Her hand they sought, and home they brought her,
Wedded to Jarl the veil she wore;
Together they dwelt, their joy was great,
Children they had, and happy they lived.

Bur was the eldest, and Barn the next,
Joth and Athal, Arfi, Mog,
Nith and Svein, soon they began-
Sun and Nithjung— to play and swim;
Kund was one, and the youngest Kon.

Soon grew up the sons of Jarl,
Beasts they tamed, and bucklers rounded,
Shafts they fashioned, and spears they shook.

But Kon the Young learned runes to use,
Runes everlasting, the runes of life;
Soon could he well the warriors shield,
Dull the swordblade, and still the seas.

Bird-chatter learned he, flames could he lessen.,
Minds could quiet, and sorrows calm;
. . . . . . . .
The might and strength of twice four men.

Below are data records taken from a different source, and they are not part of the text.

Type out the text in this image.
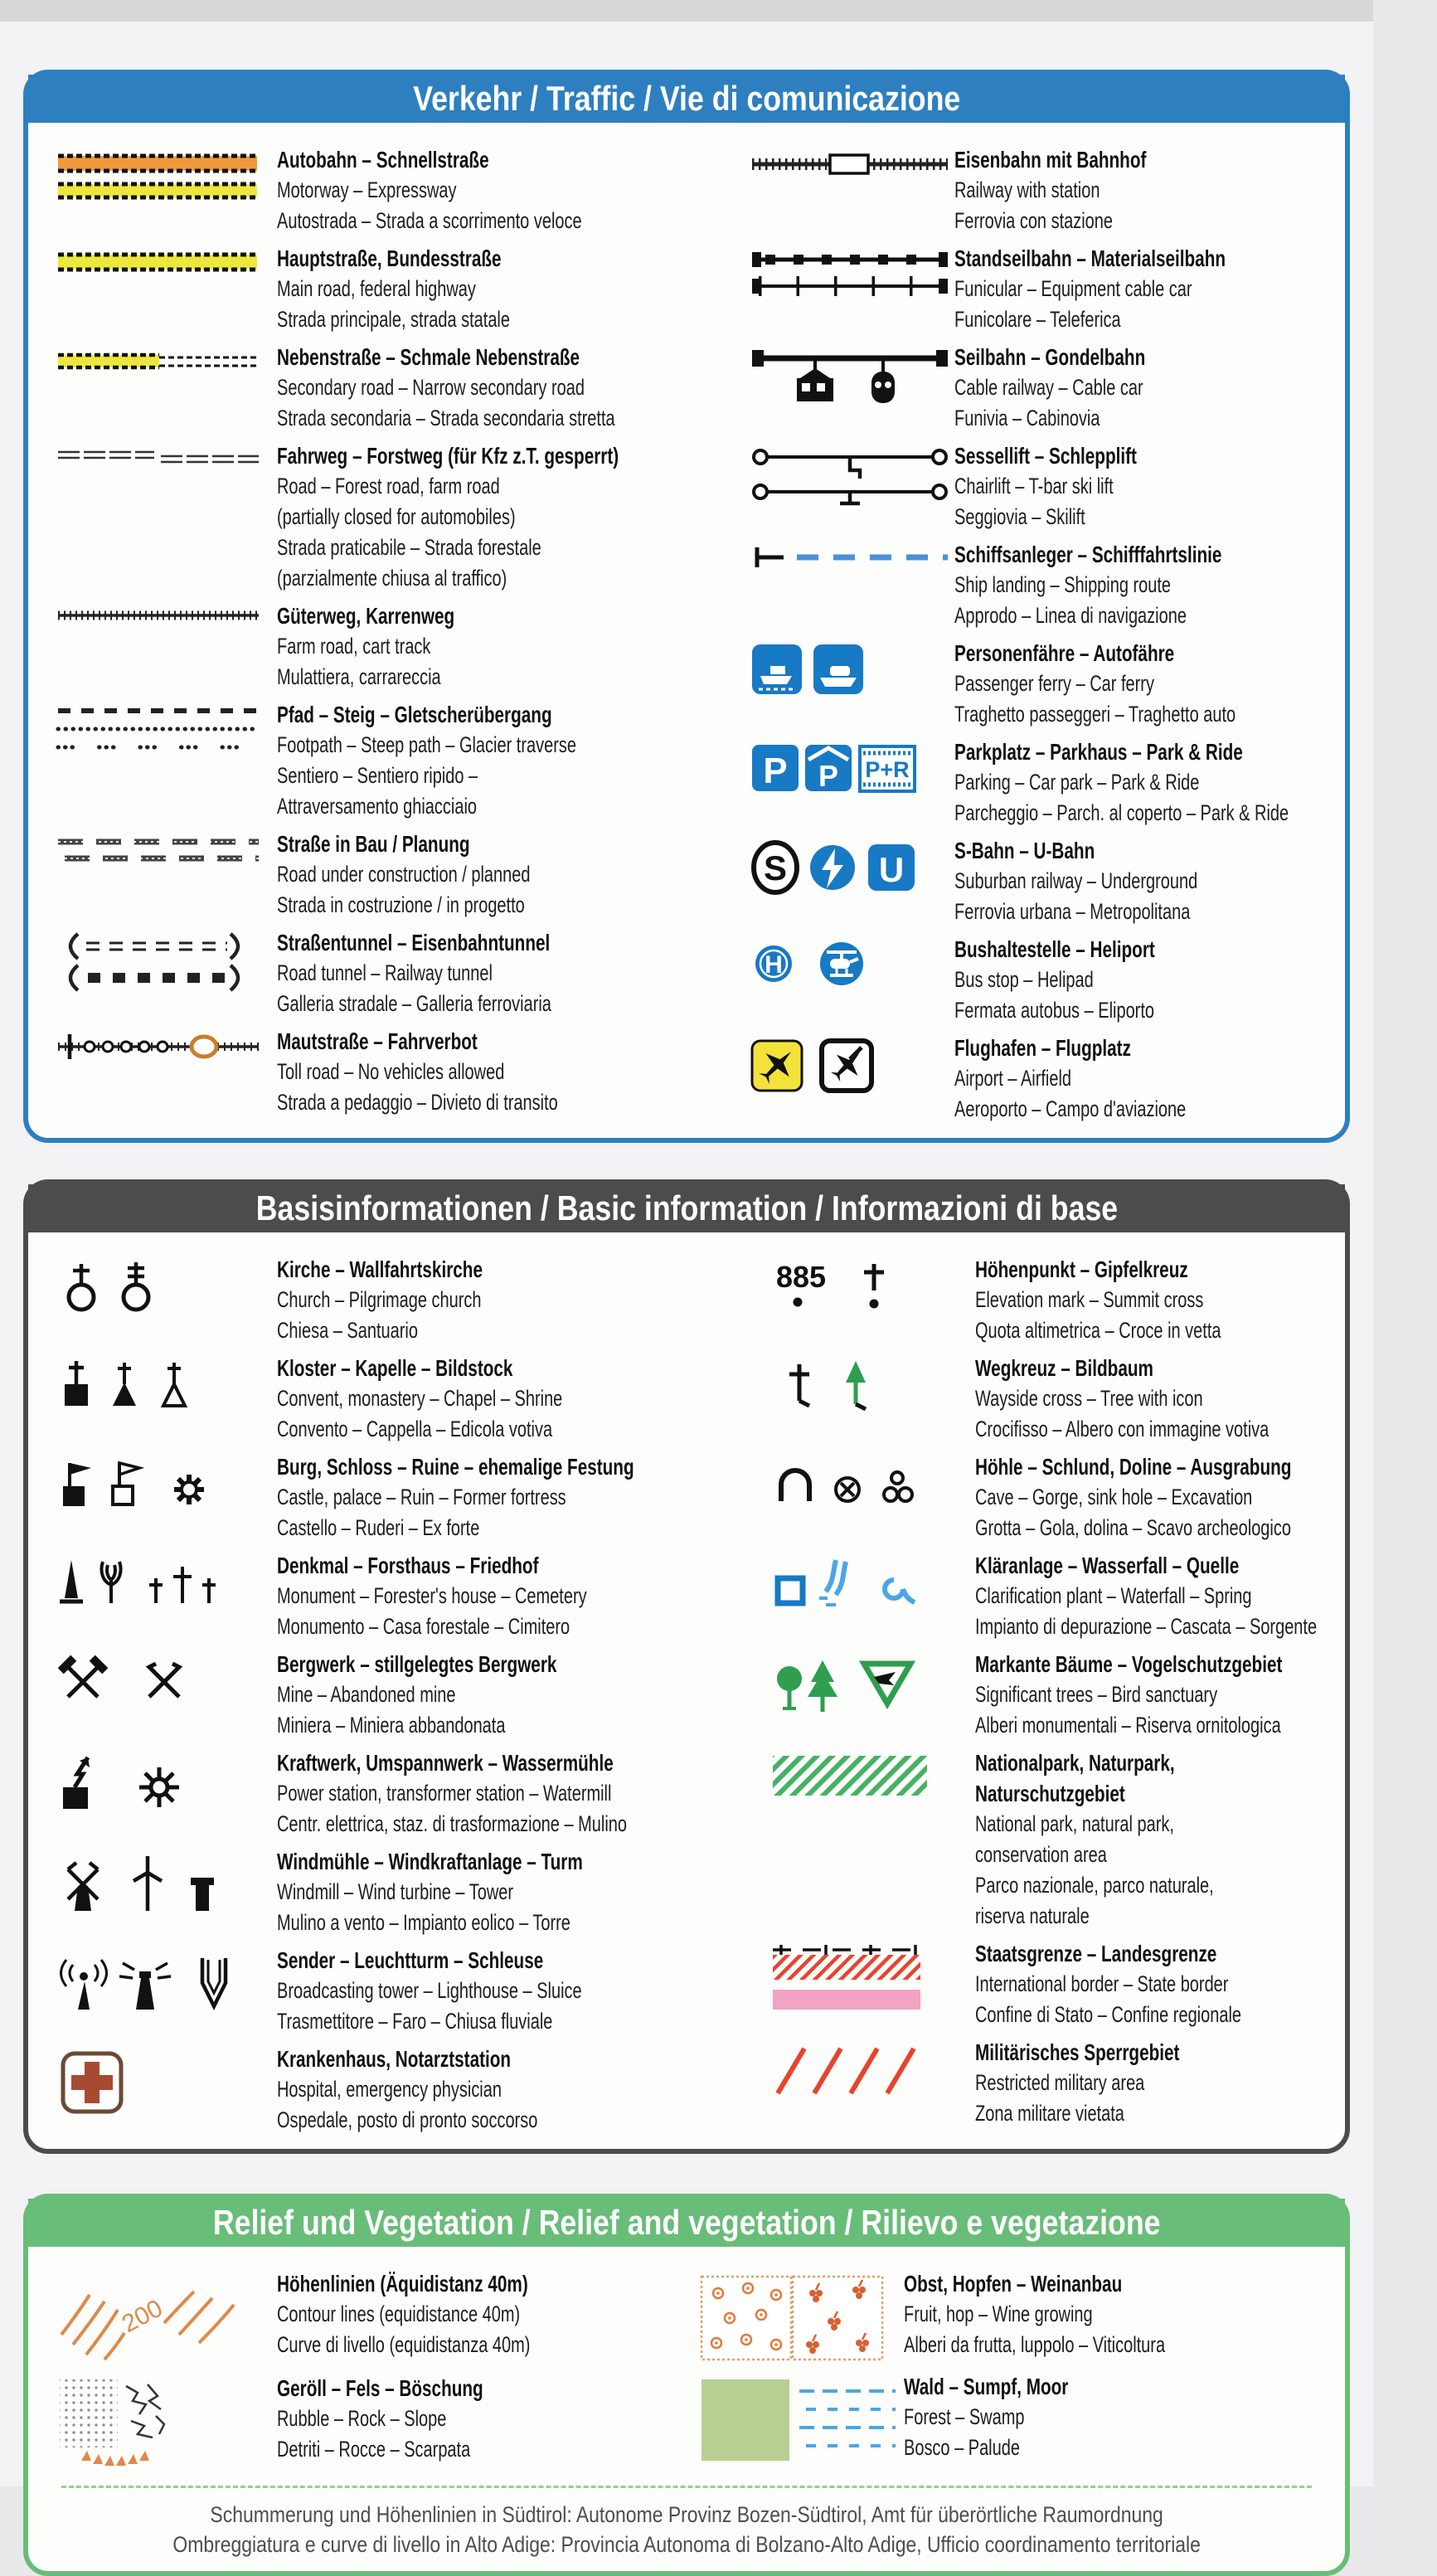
Verkehr / Traffic / Vie di comunicazione
Autobahn – Schnellstraße
Motorway – Expressway
Autostrada – Strada a scorrimento veloce
Hauptstraße, Bundesstraße
Main road, federal highway
Strada principale, strada statale
Nebenstraße – Schmale Nebenstraße
Secondary road – Narrow secondary road
Strada secondaria – Strada secondaria stretta
Fahrweg – Forstweg (für Kfz z.T. gesperrt)
Road – Forest road, farm road
(partially closed for automobiles)
Strada praticabile – Strada forestale
(parzialmente chiusa al traffico)
Güterweg, Karrenweg
Farm road, cart track
Mulattiera, carrareccia
Pfad – Steig – Gletscherübergang
Footpath – Steep path – Glacier traverse
Sentiero – Sentiero ripido –
Attraversamento ghiacciaio
Straße in Bau / Planung
Road under construction / planned
Strada in costruzione / in progetto
Straßentunnel – Eisenbahntunnel
Road tunnel – Railway tunnel
Galleria stradale – Galleria ferroviaria
Mautstraße – Fahrverbot
Toll road – No vehicles allowed
Strada a pedaggio – Divieto di transito
Eisenbahn mit Bahnhof
Railway with station
Ferrovia con stazione
Standseilbahn – Materialseilbahn
Funicular – Equipment cable car
Funicolare – Teleferica
Seilbahn – Gondelbahn
Cable railway – Cable car
Funivia – Cabinovia
Sessellift – Schlepplift
Chairlift – T-bar ski lift
Seggiovia – Skilift
Schiffsanleger – Schifffahrtslinie
Ship landing – Shipping route
Approdo – Linea di navigazione
Personenfähre – Autofähre
Passenger ferry – Car ferry
Traghetto passeggeri – Traghetto auto
P P P+R
Parkplatz – Parkhaus – Park & Ride
Parking – Car park – Park & Ride
Parcheggio – Parch. al coperto – Park & Ride
S	U S-Bahn – U-Bahn
Suburban railway – Underground
Ferrovia urbana – Metropolitana
H
Bushaltestelle – Heliport
Bus stop – Helipad
Fermata autobus – Eliporto
Flughafen – Flugplatz
Airport – Airfield
Aeroporto – Campo d'aviazione
Basisinformationen / Basic information / Informazioni di base
Kirche – Wallfahrtskirche
Church – Pilgrimage church
Chiesa – Santuario
Kloster – Kapelle – Bildstock
Convent, monastery – Chapel – Shrine
Convento – Cappella – Edicola votiva
Burg, Schloss – Ruine – ehemalige Festung
Castle, palace – Ruin – Former fortress
Castello – Ruderi – Ex forte
Denkmal – Forsthaus – Friedhof
Monument – Forester's house – Cemetery
Monumento – Casa forestale – Cimitero
Bergwerk – stillgelegtes Bergwerk
Mine – Abandoned mine
Miniera – Miniera abbandonata
Kraftwerk, Umspannwerk – Wassermühle
Power station, transformer station – Watermill
Centr. elettrica, staz. di trasformazione – Mulino
Windmühle – Windkraftanlage – Turm
Windmill – Wind turbine – Tower
Mulino a vento – Impianto eolico – Torre
Sender – Leuchtturm – Schleuse
Broadcasting tower – Lighthouse – Sluice
Trasmettitore – Faro – Chiusa fluviale
Krankenhaus, Notarztstation
Hospital, emergency physician
Ospedale, posto di pronto soccorso
885	Höhenpunkt – Gipfelkreuz
Elevation mark – Summit cross
Quota altimetrica – Croce in vetta
Wegkreuz – Bildbaum
Wayside cross – Tree with icon
Crocifisso – Albero con immagine votiva
Höhle – Schlund, Doline – Ausgrabung
Cave – Gorge, sink hole – Excavation
Grotta – Gola, dolina – Scavo archeologico
Kläranlage – Wasserfall – Quelle
Clarification plant – Waterfall – Spring
Impianto di depurazione – Cascata – Sorgente
Markante Bäume – Vogelschutzgebiet
Significant trees – Bird sanctuary
Alberi monumentali – Riserva ornitologica
Nationalpark, Naturpark,
Naturschutzgebiet
National park, natural park,
conservation area
Parco nazionale, parco naturale,
riserva naturale
Staatsgrenze – Landesgrenze
International border – State border
Confine di Stato – Confine regionale
Militärisches Sperrgebiet
Restricted military area
Zona militare vietata
Relief und Vegetation / Relief and vegetation / Rilievo e vegetazione
200
Höhenlinien (Äquidistanz 40m)
Contour lines (equidistance 40m)
Curve di livello (equidistanza 40m)
Geröll – Fels – Böschung
Rubble – Rock – Slope
Detriti – Rocce – Scarpata
Obst, Hopfen – Weinanbau
Fruit, hop – Wine growing
Alberi da frutta, luppolo – Viticoltura
Wald – Sumpf, Moor
Forest – Swamp
Bosco – Palude
Schummerung und Höhenlinien in Südtirol: Autonome Provinz Bozen-Südtirol, Amt für überörtliche Raumordnung
Ombreggiatura e curve di livello in Alto Adige: Provincia Autonoma di Bolzano-Alto Adige, Ufficio coordinamento territoriale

With Rig-Jarl soon the runes he shared,
More crafty he was, and greater his wisdom;
The right he sought, and soon he won it,
Rig to be called, and runes to know.

Young Kon rode forth through forest and grove,
Shafts let loose, and birds he lured;
There spake a crow on a bough that sat:
“Why lurest thou, Kon, the birds to come?

“’Twere better forth on thy steed to fare,
. . . . . . . . and the host to slay.

“The halls of Dan and Danp are noble,
Greater their wealth than thou bast gained;
Good are they at guiding the keel,
Trying of weapons, and giving of wounds.